Pero a partir de ese momento Jesús no vuelve a aparecer hasta que el tiene treinta años. ¿Dónde estaba?¿En Egipto? Según diversas leyendas egipcias cada mil años resurge una sociedad secreta conocidos como «Sabios Azules» quienes buscan a un recién nacido con el fin de enseñarle el conocimiento absoluto e incluso el poder de derrotar a la muerte, en otras palabras el poder de la inmortalidad. Este elegido tiene que nacer bajo un acontecimiento astrológico que solo aquellos capaz de leer el cielo pueden saber quién es el «elegido».

Unos sabios que siguen a una estrella y le entregan oro simbolizando poder real, incienso simbolizando el conocimiento divino y la mirra un elemento que simbolizaba la muerte, pero un muerte que sería derrotada.

¿Eran los Reyes Magos estos extraños Sabios Azules?

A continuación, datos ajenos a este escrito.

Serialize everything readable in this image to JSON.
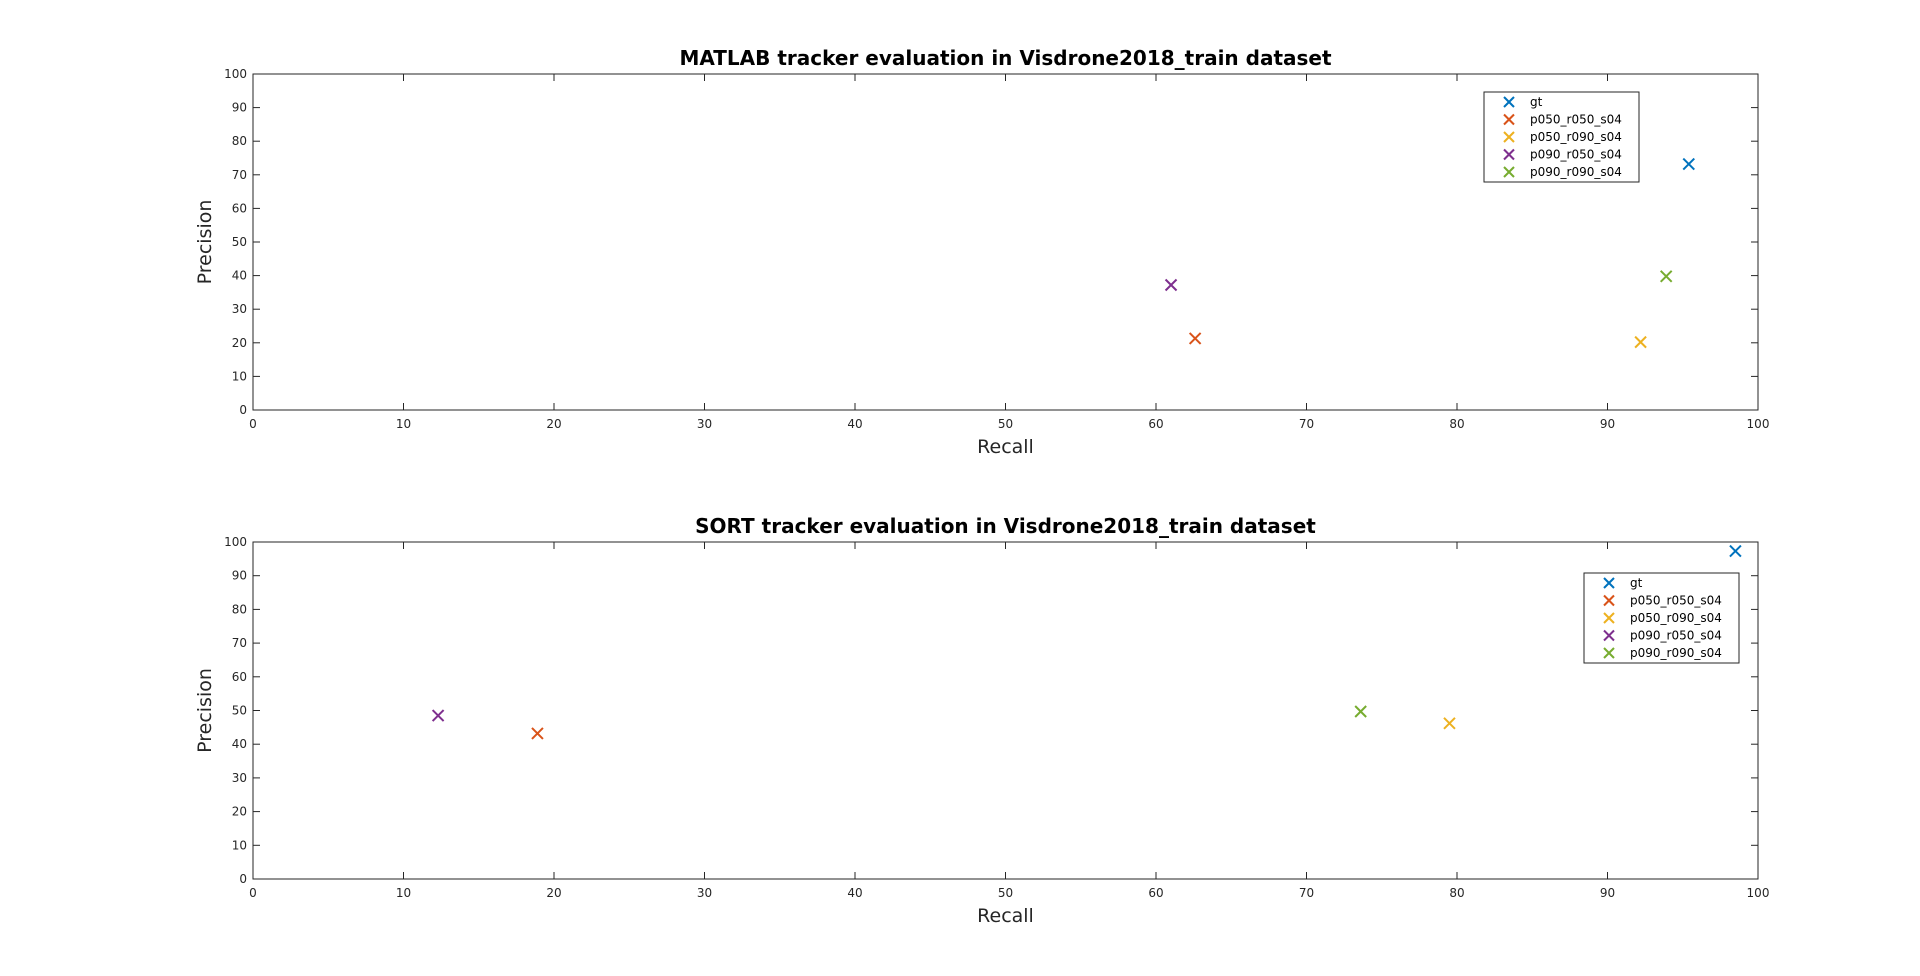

A su vez debemos de señalar un dato importante de la vida de Jesús que coincide a su vez con un ritual egipcio conocido como Heb Sed. El Heb Sed no era más que un ritual de celebración que solo recibían los faraones al cumplir los treinta años de reinado como símbolo de renovación divina, fuerza  física y sobrenatural del faraón crecía. Un ritual digno de los herederos de los antiguos dioses egipcios, unos dioses que cuentan las antiguas leyenda que fueron instruidos por estos Sabios Azules.

Como he señalado antes, Jesús reapareció en la vida pública con treinta años justamente cuando finalizaba la tutela de los Sabios Azules.

 

Hace menos de trescientos años nació un hombre la misma noche que un cometa cruzo los cielos, un hombre que fue destinado en campañas militares a Egipto cuando rondaba los treinta años, un hombre que escucho como las antiguas creencias egipcias aun existían en el cristianismo, un hombre quien dicen las malas lenguas fue invitado por los Sabios Azules a charlar y después pasar toda una noche en el interior de la gran pirámide de Gizah. Ese hombre era Napoleón Bonaparte, pero esto es digno de otro post.

Jesús de Nazaret el último gran faraón de la tierra de las pirámides, de Egipto.

 

2 comentarios en “JESUCRISTO: EL ULTIMO FARAON

  1. Poca creatividad lo único q hace es repetir el mamotreto de Zeitgeist, mas los libros d la contactada x el más alla, Bailey, Rothschild & asoc. y cuanto demente, o nuevaerista, encuentren a su paso. Poco serio.